Fantasy Baseball 2012 Projection: Is Cory Luebke a Regression Risk?

Eric StashinSenior Writer IMarch 25, 2012

SAN DIEGO, CA - SEPTEMBER 25: Starting pitcher Cory Luebke #52 of the San Diego Padres throws the ball  during the first inning of the game against the Los Angeles Dodgers at Petco Park on September 25, 2011 in San Diego, California. (Photo by Kent C. Horner/Getty Images)
Kent Horner/Getty Images

When the San Diego Padres dealt Mat Latos to Cincinnati, many may have thought that the fantasy appeal of Padre starting pitchers had more or less evaporated.  However, when you play in that stadium, there is always the potential to find value.  While the names aren’t sexy and wins may be tough to come by, there is one key name that you need to be aware of.

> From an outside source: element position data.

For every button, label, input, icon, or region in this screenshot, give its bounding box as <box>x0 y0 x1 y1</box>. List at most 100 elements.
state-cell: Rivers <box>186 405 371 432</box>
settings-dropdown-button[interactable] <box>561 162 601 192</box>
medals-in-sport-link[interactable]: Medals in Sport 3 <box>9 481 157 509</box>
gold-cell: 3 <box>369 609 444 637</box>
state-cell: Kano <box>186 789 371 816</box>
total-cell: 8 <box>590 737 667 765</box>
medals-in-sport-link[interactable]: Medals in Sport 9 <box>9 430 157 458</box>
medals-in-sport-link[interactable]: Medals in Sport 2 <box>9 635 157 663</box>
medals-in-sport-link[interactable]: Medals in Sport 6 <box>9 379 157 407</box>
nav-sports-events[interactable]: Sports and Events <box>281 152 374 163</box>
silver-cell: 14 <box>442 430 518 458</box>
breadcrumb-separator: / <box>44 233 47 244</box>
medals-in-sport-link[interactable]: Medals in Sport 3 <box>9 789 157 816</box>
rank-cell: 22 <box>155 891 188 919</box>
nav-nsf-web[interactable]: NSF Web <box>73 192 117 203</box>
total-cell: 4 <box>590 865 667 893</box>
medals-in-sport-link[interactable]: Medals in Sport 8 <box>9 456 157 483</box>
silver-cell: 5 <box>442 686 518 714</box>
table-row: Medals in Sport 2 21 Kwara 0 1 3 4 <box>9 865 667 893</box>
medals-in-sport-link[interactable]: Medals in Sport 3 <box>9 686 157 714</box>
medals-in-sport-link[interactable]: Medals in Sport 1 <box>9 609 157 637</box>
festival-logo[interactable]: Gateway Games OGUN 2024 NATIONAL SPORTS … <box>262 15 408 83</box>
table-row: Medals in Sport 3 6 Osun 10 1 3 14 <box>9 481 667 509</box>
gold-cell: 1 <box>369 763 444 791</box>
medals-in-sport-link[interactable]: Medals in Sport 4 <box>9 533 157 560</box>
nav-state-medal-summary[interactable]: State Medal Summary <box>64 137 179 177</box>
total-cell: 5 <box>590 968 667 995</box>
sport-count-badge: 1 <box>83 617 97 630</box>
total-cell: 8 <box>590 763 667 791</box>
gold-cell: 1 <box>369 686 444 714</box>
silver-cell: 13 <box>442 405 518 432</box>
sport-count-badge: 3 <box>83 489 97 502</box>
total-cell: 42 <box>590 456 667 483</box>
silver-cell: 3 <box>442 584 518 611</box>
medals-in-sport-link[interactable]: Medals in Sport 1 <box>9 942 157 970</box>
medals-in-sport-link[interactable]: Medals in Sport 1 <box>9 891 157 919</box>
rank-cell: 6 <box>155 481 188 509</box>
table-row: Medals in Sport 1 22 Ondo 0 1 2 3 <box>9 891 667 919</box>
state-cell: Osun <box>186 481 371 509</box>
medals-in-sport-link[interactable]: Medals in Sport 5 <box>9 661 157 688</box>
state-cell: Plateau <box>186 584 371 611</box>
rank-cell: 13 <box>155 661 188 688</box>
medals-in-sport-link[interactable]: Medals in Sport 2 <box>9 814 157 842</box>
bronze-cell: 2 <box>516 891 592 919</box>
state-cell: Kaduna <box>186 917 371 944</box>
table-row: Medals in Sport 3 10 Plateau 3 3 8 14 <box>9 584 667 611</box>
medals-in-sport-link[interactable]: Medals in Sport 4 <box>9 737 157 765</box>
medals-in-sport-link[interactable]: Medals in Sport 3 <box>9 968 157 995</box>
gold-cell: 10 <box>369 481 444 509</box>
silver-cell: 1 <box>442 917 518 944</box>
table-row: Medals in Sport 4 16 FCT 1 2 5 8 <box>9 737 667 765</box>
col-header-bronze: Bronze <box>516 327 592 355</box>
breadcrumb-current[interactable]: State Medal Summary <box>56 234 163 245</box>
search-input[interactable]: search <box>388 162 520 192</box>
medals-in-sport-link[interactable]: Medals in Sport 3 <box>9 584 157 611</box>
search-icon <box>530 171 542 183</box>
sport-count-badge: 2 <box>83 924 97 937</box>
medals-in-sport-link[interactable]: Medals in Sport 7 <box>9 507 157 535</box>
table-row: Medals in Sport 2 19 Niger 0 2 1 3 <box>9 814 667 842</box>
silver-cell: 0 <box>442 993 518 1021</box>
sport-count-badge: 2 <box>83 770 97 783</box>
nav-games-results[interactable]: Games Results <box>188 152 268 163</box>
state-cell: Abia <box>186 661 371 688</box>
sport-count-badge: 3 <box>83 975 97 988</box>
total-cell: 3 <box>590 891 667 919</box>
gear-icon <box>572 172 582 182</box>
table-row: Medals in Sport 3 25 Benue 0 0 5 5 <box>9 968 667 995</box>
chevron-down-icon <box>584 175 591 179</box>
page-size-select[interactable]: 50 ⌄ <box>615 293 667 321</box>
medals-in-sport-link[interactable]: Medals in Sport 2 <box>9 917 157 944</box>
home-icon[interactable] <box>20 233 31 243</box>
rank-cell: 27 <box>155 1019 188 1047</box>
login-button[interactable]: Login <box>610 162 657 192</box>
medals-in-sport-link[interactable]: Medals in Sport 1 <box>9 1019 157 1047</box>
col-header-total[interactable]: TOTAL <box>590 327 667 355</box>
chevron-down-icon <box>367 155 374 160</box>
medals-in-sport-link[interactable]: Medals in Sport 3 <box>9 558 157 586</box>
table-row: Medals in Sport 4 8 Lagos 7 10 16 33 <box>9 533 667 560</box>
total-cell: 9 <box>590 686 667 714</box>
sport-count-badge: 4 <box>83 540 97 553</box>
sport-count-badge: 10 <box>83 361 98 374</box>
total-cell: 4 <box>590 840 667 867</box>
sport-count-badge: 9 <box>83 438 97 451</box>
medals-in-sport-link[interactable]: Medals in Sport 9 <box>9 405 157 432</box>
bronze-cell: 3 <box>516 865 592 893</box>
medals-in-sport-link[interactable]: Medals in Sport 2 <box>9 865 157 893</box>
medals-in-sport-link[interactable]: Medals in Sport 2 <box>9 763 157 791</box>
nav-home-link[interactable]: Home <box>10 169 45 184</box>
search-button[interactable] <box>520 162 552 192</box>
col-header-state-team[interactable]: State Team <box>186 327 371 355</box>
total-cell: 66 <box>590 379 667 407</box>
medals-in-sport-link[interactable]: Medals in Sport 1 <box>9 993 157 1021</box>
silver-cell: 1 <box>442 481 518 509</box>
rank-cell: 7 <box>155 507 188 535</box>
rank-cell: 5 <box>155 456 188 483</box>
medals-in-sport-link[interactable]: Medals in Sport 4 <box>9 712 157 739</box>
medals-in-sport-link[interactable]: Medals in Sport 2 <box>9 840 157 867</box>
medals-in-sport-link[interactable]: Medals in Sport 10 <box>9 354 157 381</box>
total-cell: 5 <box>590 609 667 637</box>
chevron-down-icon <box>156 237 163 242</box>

That would be Cory Luebke, who started as a reliever but ultimately thrived in the rotation:

5 Wins
100.2 Innings
3.31 ERA
1.09 WHIP
111 Strikeouts (9.92 K/9)
29 Walks (2.59 BB/9)
.276 BABIP

When you have good control and a tremendous strikeout rate and play in the comfy confines of Petco Park, the other numbers are bound to fall into place.  The real question, however, is whether what we saw from Luebke in the rotation was actually for real.

While he has always shown good control (2.11 BB/9 in his minor league career), he had posted a 7.54 K/9 over his minor league career.  So, how can we honestly expect him to maintain his lofty rate from 2011?

There is no specific answer to that question.  If he can maintain the unbelievable strikeout rate that he showed last season, the fact is that there is no reason to think that he can’t replicate last year’s numbers.  The peripherals are believable, including his BABIP and 75.6% strand rate.  In other words, with his control, he is going to excel once again if the strikeouts continue.

At 26 years old, maybe he simply just figured it out.  Maybe he finally had the right person in his ear, and the whole thing came together for him.  Is that something we can really count on, however? 

So far this spring he is certainly giving us support for that claim, with 16 K over 14.0 IP, though considering his minor league track record I would anticipate the K/9 falling.  It’s obvious that he has improved his play, but seeing that large of a jump is nearly impossible to imagine.

Just keep that in mind, though it doesn’t mean that the numbers are going to completely fall off a cliff either.  He still has the control.  He still should post a viable strikeout rate (even if it falls to around the 8.25-8.75 range).  He still pitchers in a great ballpark.  He also should improve on his line drive rate (22.4% in ’11).

However, with all that in mind, he’s still going to regress a little bit (most notably in the WHIP department).  Here are the numbers that I am projecting for the coming year:

180.0 IP, 12 W, 3.45 ERA, 1.18 WHIP, 172 K (8.60 K/9), 54 BB (2.70 BB/9)

He should remain a solid sleeper in all formats, but he’s not going to be quite the player he was in ’11.  Just remember that before reaching for him on draft day.